Apple Pie Pudding Cookies, Lemon Meringue Pudding Cookies, Grasshopper Pie Pudding Cookies

 Pudding Mix Cookies Basic Recipe

Adapted from Jell-o recipes 

Makes about 45 cookies


2 ¼ cups all-purpose flour

1 teaspoon baking soda

½ teaspoon salt

1 cup unsalted butter, room temperature

¾ cup light brown sugar, packed

¼ cup granulated sugar

3.4 oz. package instant pudding mix

2 large eggs

1 teaspoon vanilla extract

1 ½ - 3 cups add-ins (baking chips, nuts, dried fruit, etc.)


  • Preheat oven to 350 degrees F. Line a cookie sheet with parchment paper.
  • In a medium bowl whisk together the flour, baking soda, and salt. Set aside.
  • In a large bowl, use an electric mixer to cream butter and sugars.
  • Add eggs, pudding mix, and vanilla. Beat until fluffy.
  • Gradually add the flour mixture until blended.
  • Stir in add-ins.
  • Scoop heaping tablespoons of dough onto cookie sheet about 2” apart.
  • Bake for 10-12 minutes, until slightly golden.
  • Cool on wire rack
  • When completely cool, store in an airtight container at room temperature for up to one week.
 Apple Pie Pudding Cookies
  • Make basic recipe using vanilla instant pudding mix.
  • Stir in: ¾ -1 cup diced dried apple (plumped), ¾ cup cinnamon chips.

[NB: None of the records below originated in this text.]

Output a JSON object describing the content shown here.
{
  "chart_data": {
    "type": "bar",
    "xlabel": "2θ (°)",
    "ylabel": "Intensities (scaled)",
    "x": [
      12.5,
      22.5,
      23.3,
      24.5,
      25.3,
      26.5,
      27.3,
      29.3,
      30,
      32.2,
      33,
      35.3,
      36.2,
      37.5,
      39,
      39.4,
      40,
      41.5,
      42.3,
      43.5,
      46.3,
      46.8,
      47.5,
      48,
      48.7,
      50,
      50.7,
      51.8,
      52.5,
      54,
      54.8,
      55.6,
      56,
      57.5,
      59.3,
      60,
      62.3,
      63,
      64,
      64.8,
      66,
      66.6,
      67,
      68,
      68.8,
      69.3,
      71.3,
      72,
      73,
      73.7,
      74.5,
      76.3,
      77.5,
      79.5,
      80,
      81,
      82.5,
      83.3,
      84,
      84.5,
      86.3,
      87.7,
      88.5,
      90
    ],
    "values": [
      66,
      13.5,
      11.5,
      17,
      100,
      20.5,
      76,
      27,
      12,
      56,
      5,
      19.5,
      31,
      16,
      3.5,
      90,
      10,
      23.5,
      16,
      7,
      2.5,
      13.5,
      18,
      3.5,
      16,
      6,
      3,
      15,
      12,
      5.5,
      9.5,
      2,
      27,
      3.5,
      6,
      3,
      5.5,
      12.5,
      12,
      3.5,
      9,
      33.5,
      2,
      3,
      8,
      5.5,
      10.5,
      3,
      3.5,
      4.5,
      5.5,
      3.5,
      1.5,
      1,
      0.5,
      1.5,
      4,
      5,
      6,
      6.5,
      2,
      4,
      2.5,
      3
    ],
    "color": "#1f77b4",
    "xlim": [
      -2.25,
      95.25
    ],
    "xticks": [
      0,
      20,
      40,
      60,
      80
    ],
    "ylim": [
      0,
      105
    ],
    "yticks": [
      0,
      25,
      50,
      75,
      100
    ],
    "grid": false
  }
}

(To plump diced apple:  Place the apple pieces in a small bowl and pour in enough very hot water to cover. Soak for 5 minutes. Drain out the water. Dab the apples with paper towels to remove excess moisture.) 

  • After scooping dough onto cookie sheet, sprinkle the un-cooked cookies with cinnamon-sugar.

Lemon Meringue Pie Pudding Cookies

  • Make basic recipe using lemon instant pudding mix.
  • Stir in  ¾  cup white chocolate chips, then fold in  ¾ cup marshmallow crème (marshmallow crème should still be visible in ribbons throughout the dough).

 Grasshopper Pie Pudding Cookies

  • Make basic recipe using chocolate or chocolate fudge instant pudding mix. Reduce flour to 2 cups and add ¼ cup of cocoa powder to the flour mixture.
  • Stir in: ¾ cup mint chips, ½ cup mini-marshmallows, ¾  cup semi-sweet or dark chocolate chips.


Packing tips: Wrap pairs of cookies (with bottoms together) in plastic wrap, then place in airtight container or zip lock bag. To help the cookies retain their chewy texture, place a piece of white bread in the airtight container. Never pack mint cookies with other types of cookies. Even through plastic wrap, all of your cookies will end up tasting like mint.